2

I've got an Apex controller method that returns a List<ReportLine> where ReportLine is a pretty simple custom class.

public class ReportLine
{
    @auraEnabled
    public String Name {get; set;}

    @auraEnabled
    public User UserInfo {get; set;}

    @auraEnabled
    public String Id {get; set;}

    @auraEnabled
    public Integer Sent {get; set;}

    @auraEnabled
    public Integer Opened {get; set;}

    @auraEnabled
    public Integer Replies {get; set;}

    @auraEnabled
    public Decimal AttributedSales {get; set;}

    public ReportLine()
    {
        Sent = 0;
        Opened = 0;
        Replies = 0;
        AttributedSales = 0.0;
    }
}

I want to change that method to return a wrapper class that includes the old List<ReportLine> value, but the moment I change the return type to the following wrapper class, I get an internal server error.

public class ReportData
{
    @auraEnabled
    public Map<Date, ReportLine> dailyTotals {get; set;}

    @auraEnabled
    public List<ReportLine> linesByEntity {get; set;}
}

Am I missing something obvious?
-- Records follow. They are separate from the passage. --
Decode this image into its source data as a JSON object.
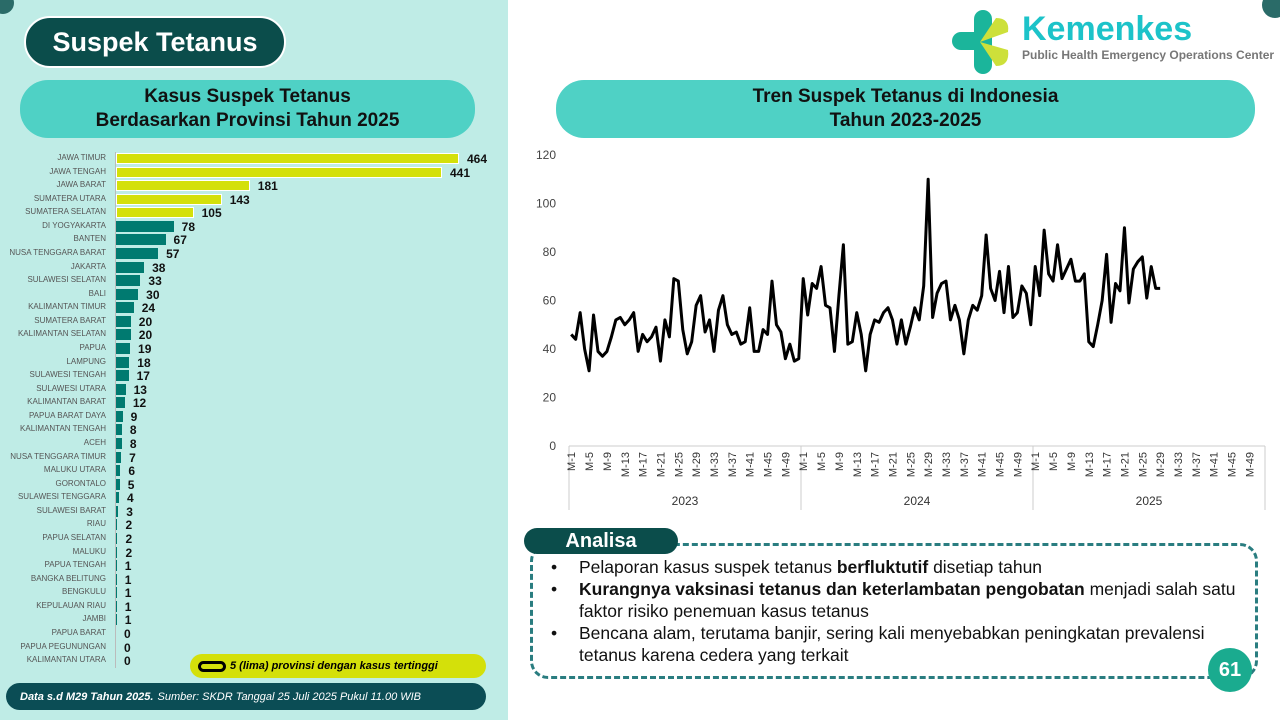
{
  "header": {
    "title": "Suspek Tetanus"
  },
  "logo": {
    "name": "Kemenkes",
    "subtitle": "Public Health Emergency Operations Center"
  },
  "colors": {
    "highlight": "#d4e00a",
    "bar": "#007a70",
    "pill": "#4fd1c5",
    "dark": "#0b4d4b"
  },
  "chart_data": [
    {
      "type": "bar",
      "orientation": "horizontal",
      "title": "Kasus Suspek Tetanus Berdasarkan Provinsi Tahun 2025",
      "title_lines": [
        "Kasus Suspek Tetanus",
        "Berdasarkan Provinsi Tahun 2025"
      ],
      "categories": [
        "JAWA TIMUR",
        "JAWA TENGAH",
        "JAWA BARAT",
        "SUMATERA UTARA",
        "SUMATERA SELATAN",
        "DI YOGYAKARTA",
        "BANTEN",
        "NUSA TENGGARA BARAT",
        "JAKARTA",
        "SULAWESI SELATAN",
        "BALI",
        "KALIMANTAN TIMUR",
        "SUMATERA BARAT",
        "KALIMANTAN SELATAN",
        "PAPUA",
        "LAMPUNG",
        "SULAWESI TENGAH",
        "SULAWESI UTARA",
        "KALIMANTAN BARAT",
        "PAPUA BARAT DAYA",
        "KALIMANTAN TENGAH",
        "ACEH",
        "NUSA TENGGARA TIMUR",
        "MALUKU UTARA",
        "GORONTALO",
        "SULAWESI TENGGARA",
        "SULAWESI BARAT",
        "RIAU",
        "PAPUA SELATAN",
        "MALUKU",
        "PAPUA TENGAH",
        "BANGKA BELITUNG",
        "BENGKULU",
        "KEPULAUAN RIAU",
        "JAMBI",
        "PAPUA BARAT",
        "PAPUA PEGUNUNGAN",
        "KALIMANTAN UTARA"
      ],
      "values": [
        464,
        441,
        181,
        143,
        105,
        78,
        67,
        57,
        38,
        33,
        30,
        24,
        20,
        20,
        19,
        18,
        17,
        13,
        12,
        9,
        8,
        8,
        7,
        6,
        5,
        4,
        3,
        2,
        2,
        2,
        1,
        1,
        1,
        1,
        1,
        0,
        0,
        0
      ],
      "highlight_top": 5,
      "legend": "5 (lima) provinsi dengan kasus tertinggi"
    },
    {
      "type": "line",
      "title": "Tren Suspek Tetanus di Indonesia Tahun 2023-2025",
      "title_lines": [
        "Tren Suspek Tetanus di Indonesia",
        "Tahun 2023-2025"
      ],
      "ylim": [
        0,
        120
      ],
      "yticks": [
        0,
        20,
        40,
        60,
        80,
        100,
        120
      ],
      "xtick_labels": [
        "M-1",
        "M-5",
        "M-9",
        "M-13",
        "M-17",
        "M-21",
        "M-25",
        "M-29",
        "M-33",
        "M-37",
        "M-41",
        "M-45",
        "M-49"
      ],
      "series": [
        {
          "name": "2023",
          "values": [
            46,
            44,
            55,
            40,
            31,
            54,
            39,
            37,
            39,
            45,
            52,
            53,
            50,
            52,
            55,
            39,
            46,
            43,
            45,
            49,
            35,
            52,
            45,
            69,
            68,
            48,
            38,
            43,
            58,
            62,
            47,
            52,
            39,
            56,
            62,
            50,
            46,
            47,
            42,
            43,
            57,
            39,
            39,
            48,
            46,
            68,
            50,
            47,
            36,
            42,
            35,
            36
          ]
        },
        {
          "name": "2024",
          "values": [
            69,
            54,
            67,
            65,
            74,
            58,
            57,
            39,
            62,
            83,
            42,
            43,
            55,
            46,
            31,
            46,
            52,
            51,
            55,
            57,
            52,
            42,
            52,
            42,
            49,
            57,
            52,
            66,
            110,
            53,
            63,
            67,
            68,
            52,
            58,
            52,
            38,
            52,
            58,
            56,
            62,
            87,
            65,
            60,
            72,
            55,
            74,
            53,
            55,
            66,
            63,
            50
          ]
        },
        {
          "name": "2025",
          "values": [
            74,
            62,
            89,
            71,
            68,
            83,
            69,
            73,
            77,
            68,
            68,
            71,
            43,
            41,
            50,
            60,
            79,
            51,
            67,
            64,
            90,
            59,
            73,
            76,
            78,
            61,
            74,
            65,
            65
          ]
        }
      ]
    }
  ],
  "footer": {
    "bold": "Data s.d M29 Tahun 2025.",
    "source": "Sumber: SKDR Tanggal 25 Juli 2025 Pukul 11.00 WIB"
  },
  "analysis": {
    "label": "Analisa",
    "items": [
      {
        "pre": "Pelaporan kasus suspek tetanus ",
        "bold": "berfluktutif",
        "post": " disetiap tahun"
      },
      {
        "pre": "",
        "bold": "Kurangnya vaksinasi tetanus dan keterlambatan pengobatan",
        "post": " menjadi salah satu faktor risiko penemuan kasus tetanus"
      },
      {
        "pre": "Bencana alam, terutama banjir, sering kali menyebabkan peningkatan prevalensi tetanus karena cedera yang terkait",
        "bold": "",
        "post": ""
      }
    ]
  },
  "page_number": "61"
}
Can you not return a type that's composed of another custom type? This is a pretty sub-standard development experience. I've tried wrapping the entire method body inside of a try/catch block to see if there was an exception being thrown, but it definitely appears to be related to the return type.

Edit

I suspect this is something particular to my org getting into a funky state somewhere. I've just stripped the Apex controller class down to this and I'm still getting the error:

public with sharing class OutreachReportServices
{
    public class ReportData
    {
        @auraEnabled
        public List<String> dailyTotals {get; set;}

        @auraEnabled
        public List<String> linesByEntity {get; set;}
    }

    @auraEnabled
    public static ReportData getLinesByStore(String type, Date rangeStart, Date rangeEnd)
    {
        return null;
    }
}
10
  • Have you tried adding @AuraEnabled to the class itself?
    – sfdcfox
    Jan 24, 2017 at 6:48
  • The apex class? Just gave it a go after your comment and same deal as if I try it on the custom classes: You can't use @auraEnabled on types.
    – Matt Lacey
    Jan 24, 2017 at 6:50
  • Hmm. Well, I have used custom types, so I know it works. It's probably something obvious. What's the gack, maybe I can track it down?
    – sfdcfox
    Jan 24, 2017 at 6:51
  • Hmmm, it's 227057212 which appears to be this: salesforce.stackexchange.com/questions/146179/… But I've not changed anything to do with what the method does, just the type it's returning!
    – Matt Lacey
    Jan 24, 2017 at 6:52
  • Hmm, okay, let me play with this. What's ReportLine look like?
    – sfdcfox
    Jan 24, 2017 at 6:58

1 Answer 1

3

Well this might help somebody else, or it might not. Now that I know what's going on, it makes sense that the changing the return type was causing this issue. I'd neglected to notice (I set this code up a while ago) that the code I was modifying was in a services class, and not the Apex controller class that the Lightning controller was calling.

Changing this return type should have failed to save as it invalidated the other class, but for some reason it didn't, putting the other class into a broken state. Of course some logs to that effect would have been useful, but there was nothing in the front end or the dev console to suggest what was going on.